I have been inspired. In a food community on Google Plus somebody posted a wonderful antipasto plate; I commented on how stunning it looked and how incredible the flavours must have been. In summary it was a culinary opera with many parts that came together melding in to one dramatic plate of food. There was radish, asparagus, a sweet and tart aged balsamic vinegar, salty prosciutto and creamy mozzarella; and then some pickled onion for acidity and ripened tomato for an umami hit. A perfect Italian summer on a plate.
Suitably inspired I banged together a rather quick but unforgettable bruschetta – and it just felt like a real celebration of the vibrancy of fresh Italian food.
Traditionally bruschetta is bread, usually ciabatta because of its open light structure, grilled on both sides and eaten warm with olive oil; and often served with a savoury garnish. It is said that bruschetta, which of course is of Italian origin, was used to test the new season’s olive oil. Now, it has become more about the savoury garnish and can be found topped with anything from cannellini beans, onion and sage, as in the Tuscan version of beans on toast, to cabbage, garlic and chilli.
The version on this here blog celebrates the fresh flavours of Italy and one that I picture whilst dreaming about looking out on a summer morning over the rolling hills of Tuscany. In it there is a medley of sweet miniature tomatoes, peppery radish, great olive oil, sweet and acidic aged balsamic, parsley, fennel fronds, sea salt and coarsely ground black pepper.
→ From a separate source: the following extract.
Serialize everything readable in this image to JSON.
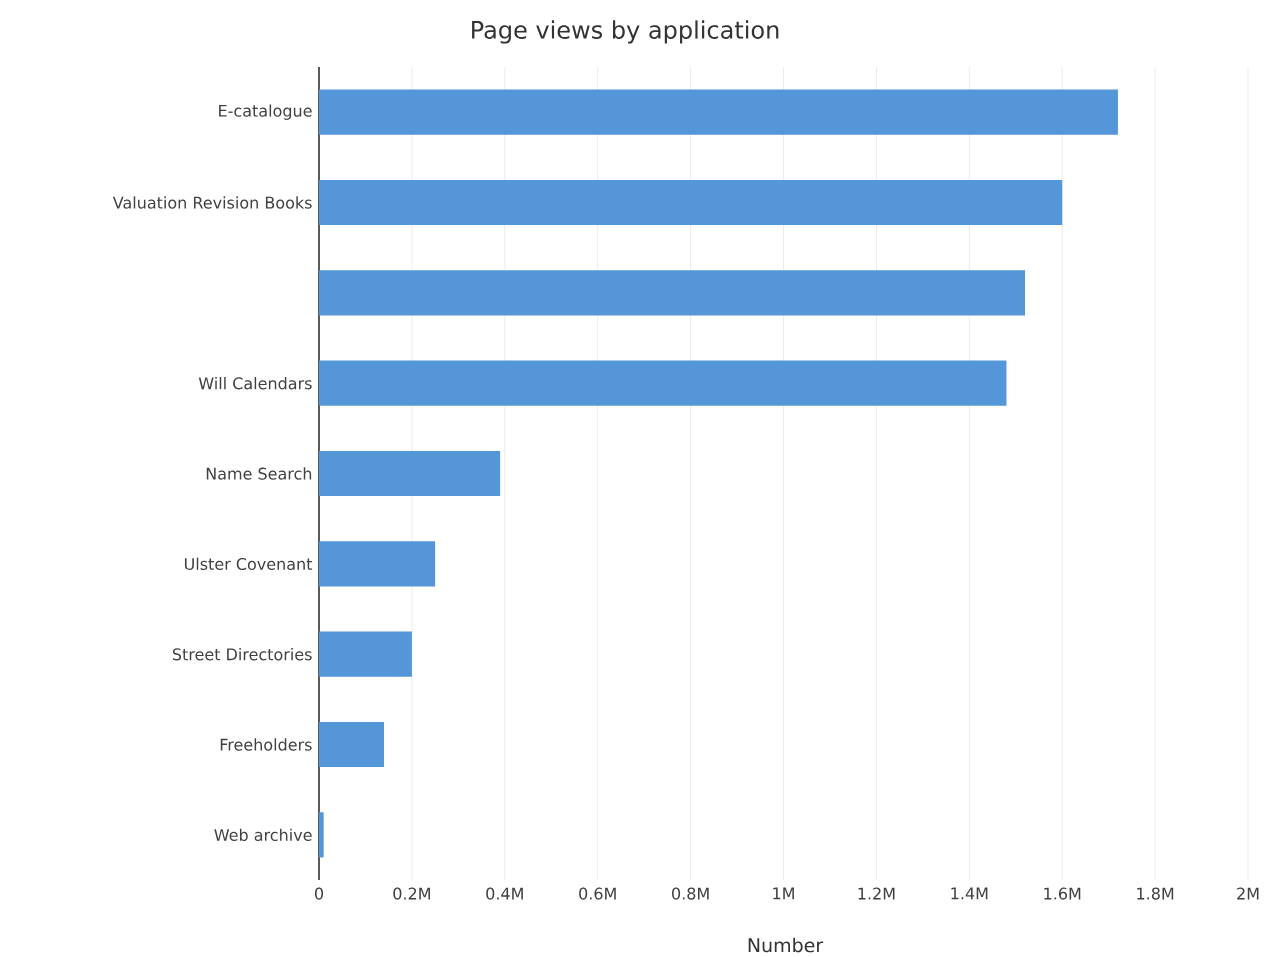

Essentially it is served on crunchy griddled ciabatta. Buon appetito.
Bruschetta - Vibrancy of ItalyPrint
- ■ 200g medley of miniature tomatoes | Including cherry, black Russian, grape, yellow and red tomatoes.
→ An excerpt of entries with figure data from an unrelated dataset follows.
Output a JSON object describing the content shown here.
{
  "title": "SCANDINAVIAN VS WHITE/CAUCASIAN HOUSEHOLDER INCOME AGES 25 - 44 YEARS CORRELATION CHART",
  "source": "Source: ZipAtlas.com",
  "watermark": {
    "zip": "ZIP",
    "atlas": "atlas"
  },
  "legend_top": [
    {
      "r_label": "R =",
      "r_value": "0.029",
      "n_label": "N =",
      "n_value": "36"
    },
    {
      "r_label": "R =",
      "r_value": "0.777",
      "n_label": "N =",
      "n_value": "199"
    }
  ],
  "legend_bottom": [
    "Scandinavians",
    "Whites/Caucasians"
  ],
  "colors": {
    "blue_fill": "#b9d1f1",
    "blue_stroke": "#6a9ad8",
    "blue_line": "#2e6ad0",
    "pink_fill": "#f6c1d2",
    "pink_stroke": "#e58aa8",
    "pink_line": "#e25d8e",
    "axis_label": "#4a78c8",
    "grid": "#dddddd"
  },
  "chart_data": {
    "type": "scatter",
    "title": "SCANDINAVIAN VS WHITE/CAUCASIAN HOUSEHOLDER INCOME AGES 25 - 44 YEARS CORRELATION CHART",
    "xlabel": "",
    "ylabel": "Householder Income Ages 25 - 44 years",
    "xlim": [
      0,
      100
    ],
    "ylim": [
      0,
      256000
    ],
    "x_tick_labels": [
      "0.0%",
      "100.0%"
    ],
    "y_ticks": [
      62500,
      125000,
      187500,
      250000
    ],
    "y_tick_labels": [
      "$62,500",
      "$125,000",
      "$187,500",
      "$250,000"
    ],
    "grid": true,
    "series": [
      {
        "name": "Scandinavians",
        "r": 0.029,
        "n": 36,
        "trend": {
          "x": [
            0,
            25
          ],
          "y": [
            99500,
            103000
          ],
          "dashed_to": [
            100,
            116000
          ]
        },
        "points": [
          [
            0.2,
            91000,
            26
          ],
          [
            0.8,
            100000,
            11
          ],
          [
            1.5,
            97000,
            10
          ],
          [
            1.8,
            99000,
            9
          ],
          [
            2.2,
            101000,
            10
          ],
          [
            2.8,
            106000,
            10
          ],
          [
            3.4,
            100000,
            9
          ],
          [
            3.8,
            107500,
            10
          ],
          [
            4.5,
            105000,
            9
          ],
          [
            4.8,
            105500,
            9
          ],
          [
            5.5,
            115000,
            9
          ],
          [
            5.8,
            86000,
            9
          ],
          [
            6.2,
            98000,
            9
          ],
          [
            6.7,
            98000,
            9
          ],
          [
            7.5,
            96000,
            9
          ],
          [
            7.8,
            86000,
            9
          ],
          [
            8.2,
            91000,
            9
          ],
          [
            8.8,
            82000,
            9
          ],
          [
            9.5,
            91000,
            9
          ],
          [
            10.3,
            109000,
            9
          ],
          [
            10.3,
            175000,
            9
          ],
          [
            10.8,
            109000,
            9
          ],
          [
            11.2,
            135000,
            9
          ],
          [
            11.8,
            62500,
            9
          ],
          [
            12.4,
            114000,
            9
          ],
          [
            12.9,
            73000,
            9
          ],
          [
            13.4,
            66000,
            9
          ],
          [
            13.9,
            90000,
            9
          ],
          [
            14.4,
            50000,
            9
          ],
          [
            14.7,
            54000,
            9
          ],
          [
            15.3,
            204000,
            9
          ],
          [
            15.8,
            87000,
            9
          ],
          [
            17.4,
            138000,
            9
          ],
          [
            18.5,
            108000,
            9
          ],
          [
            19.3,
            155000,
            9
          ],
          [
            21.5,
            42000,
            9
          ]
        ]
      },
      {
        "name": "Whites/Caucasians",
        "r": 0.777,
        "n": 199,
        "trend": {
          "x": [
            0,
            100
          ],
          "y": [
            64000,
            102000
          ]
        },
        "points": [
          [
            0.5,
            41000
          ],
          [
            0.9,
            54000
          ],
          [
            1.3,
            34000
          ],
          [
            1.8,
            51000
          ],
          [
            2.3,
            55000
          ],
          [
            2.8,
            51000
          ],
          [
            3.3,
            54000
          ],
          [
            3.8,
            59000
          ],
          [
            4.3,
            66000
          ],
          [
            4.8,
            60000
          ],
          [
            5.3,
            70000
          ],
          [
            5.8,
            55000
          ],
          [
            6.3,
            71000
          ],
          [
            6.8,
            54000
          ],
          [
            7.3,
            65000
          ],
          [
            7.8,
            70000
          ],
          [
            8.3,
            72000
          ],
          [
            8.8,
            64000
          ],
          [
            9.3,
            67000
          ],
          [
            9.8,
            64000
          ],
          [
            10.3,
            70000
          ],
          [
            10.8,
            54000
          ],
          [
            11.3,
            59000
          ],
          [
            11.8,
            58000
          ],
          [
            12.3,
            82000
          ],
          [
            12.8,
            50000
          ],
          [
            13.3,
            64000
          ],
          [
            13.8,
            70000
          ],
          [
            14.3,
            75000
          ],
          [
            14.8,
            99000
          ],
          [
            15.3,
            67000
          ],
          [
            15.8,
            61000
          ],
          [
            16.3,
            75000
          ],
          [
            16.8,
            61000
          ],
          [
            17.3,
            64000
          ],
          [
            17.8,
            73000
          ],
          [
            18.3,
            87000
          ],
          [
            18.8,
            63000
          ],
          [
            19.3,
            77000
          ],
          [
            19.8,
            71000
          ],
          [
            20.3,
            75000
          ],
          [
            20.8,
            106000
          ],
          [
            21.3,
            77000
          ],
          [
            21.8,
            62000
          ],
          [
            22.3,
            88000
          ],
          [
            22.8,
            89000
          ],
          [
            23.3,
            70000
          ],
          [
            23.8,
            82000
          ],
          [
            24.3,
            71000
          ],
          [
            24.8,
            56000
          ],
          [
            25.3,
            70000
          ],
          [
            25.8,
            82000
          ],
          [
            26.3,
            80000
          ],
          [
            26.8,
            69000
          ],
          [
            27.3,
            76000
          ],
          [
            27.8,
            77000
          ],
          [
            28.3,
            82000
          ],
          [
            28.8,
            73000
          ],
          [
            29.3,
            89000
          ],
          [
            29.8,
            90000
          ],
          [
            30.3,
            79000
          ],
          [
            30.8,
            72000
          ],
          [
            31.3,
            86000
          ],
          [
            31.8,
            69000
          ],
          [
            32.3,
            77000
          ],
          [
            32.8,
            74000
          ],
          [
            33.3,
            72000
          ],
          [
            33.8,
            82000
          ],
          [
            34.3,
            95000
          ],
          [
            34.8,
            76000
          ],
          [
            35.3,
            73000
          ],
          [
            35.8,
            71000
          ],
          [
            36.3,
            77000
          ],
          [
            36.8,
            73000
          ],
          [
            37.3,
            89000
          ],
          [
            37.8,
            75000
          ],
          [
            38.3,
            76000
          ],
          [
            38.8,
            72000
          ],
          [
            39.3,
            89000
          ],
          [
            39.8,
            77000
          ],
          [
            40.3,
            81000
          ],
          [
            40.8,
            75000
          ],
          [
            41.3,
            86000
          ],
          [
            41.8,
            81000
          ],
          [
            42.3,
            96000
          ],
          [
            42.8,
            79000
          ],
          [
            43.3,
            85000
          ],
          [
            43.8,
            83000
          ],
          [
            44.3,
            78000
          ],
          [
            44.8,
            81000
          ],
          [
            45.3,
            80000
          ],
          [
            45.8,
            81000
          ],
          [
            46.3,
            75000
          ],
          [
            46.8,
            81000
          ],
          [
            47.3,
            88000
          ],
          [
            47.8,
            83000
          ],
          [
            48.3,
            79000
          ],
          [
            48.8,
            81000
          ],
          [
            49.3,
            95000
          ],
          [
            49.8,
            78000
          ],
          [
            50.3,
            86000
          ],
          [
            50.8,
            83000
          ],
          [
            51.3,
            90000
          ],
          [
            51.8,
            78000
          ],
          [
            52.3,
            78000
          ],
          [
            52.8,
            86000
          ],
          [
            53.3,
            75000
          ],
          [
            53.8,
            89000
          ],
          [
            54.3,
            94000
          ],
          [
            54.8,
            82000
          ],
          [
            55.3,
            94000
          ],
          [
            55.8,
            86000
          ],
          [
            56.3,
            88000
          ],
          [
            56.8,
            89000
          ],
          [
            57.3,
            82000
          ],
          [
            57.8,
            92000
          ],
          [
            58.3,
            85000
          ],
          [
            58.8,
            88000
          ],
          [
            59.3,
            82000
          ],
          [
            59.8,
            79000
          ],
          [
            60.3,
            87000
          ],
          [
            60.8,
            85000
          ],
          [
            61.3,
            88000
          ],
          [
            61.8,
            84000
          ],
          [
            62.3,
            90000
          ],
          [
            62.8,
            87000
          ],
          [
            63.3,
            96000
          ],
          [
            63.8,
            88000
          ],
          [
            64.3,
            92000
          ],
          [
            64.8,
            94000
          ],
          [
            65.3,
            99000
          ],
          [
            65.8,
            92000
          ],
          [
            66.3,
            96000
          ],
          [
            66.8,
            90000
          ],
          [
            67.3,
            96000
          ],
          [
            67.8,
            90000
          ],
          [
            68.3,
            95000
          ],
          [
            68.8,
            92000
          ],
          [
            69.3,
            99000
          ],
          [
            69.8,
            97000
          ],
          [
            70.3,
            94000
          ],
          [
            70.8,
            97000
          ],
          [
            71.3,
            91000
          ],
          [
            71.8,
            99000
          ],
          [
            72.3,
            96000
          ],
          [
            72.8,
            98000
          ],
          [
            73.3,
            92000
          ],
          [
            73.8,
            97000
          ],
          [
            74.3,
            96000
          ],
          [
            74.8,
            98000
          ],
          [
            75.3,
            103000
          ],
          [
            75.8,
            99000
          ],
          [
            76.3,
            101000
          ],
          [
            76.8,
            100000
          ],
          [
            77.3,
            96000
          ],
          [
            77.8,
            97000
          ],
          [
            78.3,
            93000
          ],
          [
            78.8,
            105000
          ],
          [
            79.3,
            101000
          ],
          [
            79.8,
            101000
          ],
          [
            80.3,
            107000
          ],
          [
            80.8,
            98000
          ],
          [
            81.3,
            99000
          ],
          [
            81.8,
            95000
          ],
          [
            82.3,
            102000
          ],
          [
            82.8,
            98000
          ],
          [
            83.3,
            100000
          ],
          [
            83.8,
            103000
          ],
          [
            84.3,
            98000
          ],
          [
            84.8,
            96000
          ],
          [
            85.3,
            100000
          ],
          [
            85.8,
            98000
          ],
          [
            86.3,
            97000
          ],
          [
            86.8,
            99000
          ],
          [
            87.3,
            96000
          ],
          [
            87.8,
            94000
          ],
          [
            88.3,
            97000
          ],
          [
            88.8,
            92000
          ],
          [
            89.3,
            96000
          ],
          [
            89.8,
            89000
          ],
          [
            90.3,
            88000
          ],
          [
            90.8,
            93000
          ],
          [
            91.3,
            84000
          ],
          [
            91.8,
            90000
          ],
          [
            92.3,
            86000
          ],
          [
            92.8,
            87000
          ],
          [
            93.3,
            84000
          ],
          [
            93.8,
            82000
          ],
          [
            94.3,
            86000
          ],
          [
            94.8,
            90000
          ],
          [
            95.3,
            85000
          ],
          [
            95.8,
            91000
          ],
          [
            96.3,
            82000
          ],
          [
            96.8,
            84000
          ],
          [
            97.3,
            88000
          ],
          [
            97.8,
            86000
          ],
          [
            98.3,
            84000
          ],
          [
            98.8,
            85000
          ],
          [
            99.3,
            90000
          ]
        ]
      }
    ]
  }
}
- ■ 4 small radishes | Sliced.
- ■ a splash olive oil | Good quality virgin here.
- ■ a splash balsamic vinegar | A rich acidic and sweet aged version is tops.
- ■ 10 parsley leaves | Roughly chopped.
- ■ 4 fennel fronds | Roughly chopped. Adds a hint of aniseed to the bruschetta.
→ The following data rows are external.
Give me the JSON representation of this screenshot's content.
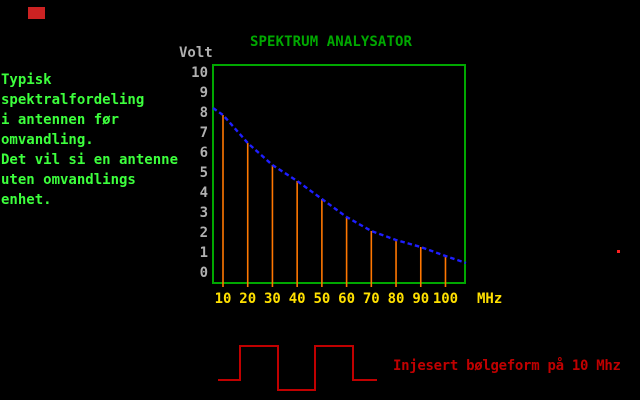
{
  "screen": {
    "background": "#000000"
  },
  "cursor": {
    "color": "#cc2222"
  },
  "intro": {
    "color": "#3dff3d",
    "lines": [
      "Typisk",
      "spektralfordeling",
      "i antennen før",
      "omvandling.",
      "Det vil si en antenne",
      "uten omvandlings",
      "enhet."
    ]
  },
  "chart": {
    "title": "SPEKTRUM ANALYSATOR",
    "title_color": "#00a800",
    "border_color": "#00a800",
    "ylabel": "Volt",
    "xunit": "MHz",
    "axis_text_color": "#b0b0b0",
    "x_tick_color": "#ffe000",
    "y_ticks": [
      "10",
      "9",
      "8",
      "7",
      "6",
      "5",
      "4",
      "3",
      "2",
      "1",
      "0"
    ],
    "x_ticks": [
      "10",
      "20",
      "30",
      "40",
      "50",
      "60",
      "70",
      "80",
      "90",
      "100"
    ]
  },
  "chart_data": {
    "type": "line",
    "title": "SPEKTRUM ANALYSATOR",
    "xlabel": "MHz",
    "ylabel": "Volt",
    "x": [
      10,
      20,
      30,
      40,
      50,
      60,
      70,
      80,
      90,
      100
    ],
    "ylim": [
      0,
      10
    ],
    "xlim": [
      10,
      100
    ],
    "grid": false,
    "legend": "none",
    "series": [
      {
        "name": "spektral-envelope",
        "type": "line",
        "style": "dotted",
        "color": "#1e1eff",
        "values": [
          8.0,
          6.6,
          5.5,
          4.7,
          3.8,
          2.9,
          2.2,
          1.75,
          1.4,
          0.95
        ],
        "edge_values": {
          "left": 8.35,
          "right": 0.6
        }
      },
      {
        "name": "spektrallinjer",
        "type": "vertical-lines",
        "color": "#ff7700",
        "values": [
          8.0,
          6.6,
          5.5,
          4.7,
          3.8,
          2.9,
          2.2,
          1.75,
          1.4,
          0.95
        ]
      }
    ]
  },
  "waveform": {
    "shape": "square-wave",
    "color": "#c00000",
    "caption": "Injesert bølgeform på 10 Mhz"
  },
  "artifacts": {
    "stray_pixel_color": "#ff2020"
  }
}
- ■ seasoning of sea salt and black pepper | Coarsely ground black pepper.
- ■ a few slices old-fashioned ham | Or ham off the bone - just something that's not mainly water if you know what I mean.
- ■ a few slices ciabatta | A couple of days old ciabatta griddles to a lovely crunch.
- ■ a few drizzles olive oil | To griddle the ciabatta.
Pre-heat a griddle pan on medium heat to get it hot.
On a wooden chopping board roughly chop up the tomatoes and then add the sliced radishes. Pour over a splash of olive oil and a splash of the balsamic vinegar. Now add the chopped parsley, fennel fronds, sea salt and black pepper. Mix it all up – I just use a knife in a toss and scrape motion. Put the tomato mix in a bowl, and you will be left with some lovely tomatoey, oily and vinegary juices on the chopping board. Very quickly dip each slice of the ciabatta bread in the juice – so it becomes acquainted but not over-friendly i.e. not soggy. Lightly drizzle olive oil over both sides of each ciabatta slice and then place them side-down in the hot griddle. Turn over when a lovely golden brown and do the same to the other side.
Once both sides have browned (being careful not to burn) remove the ciabatta from the griddle and on one side of each slice lay some of that lovely ham. Top the ham with a couple of spoons of the tomato mix and eat immediately.
If you don't have a griddle then you can grill (broil) the ciabatta.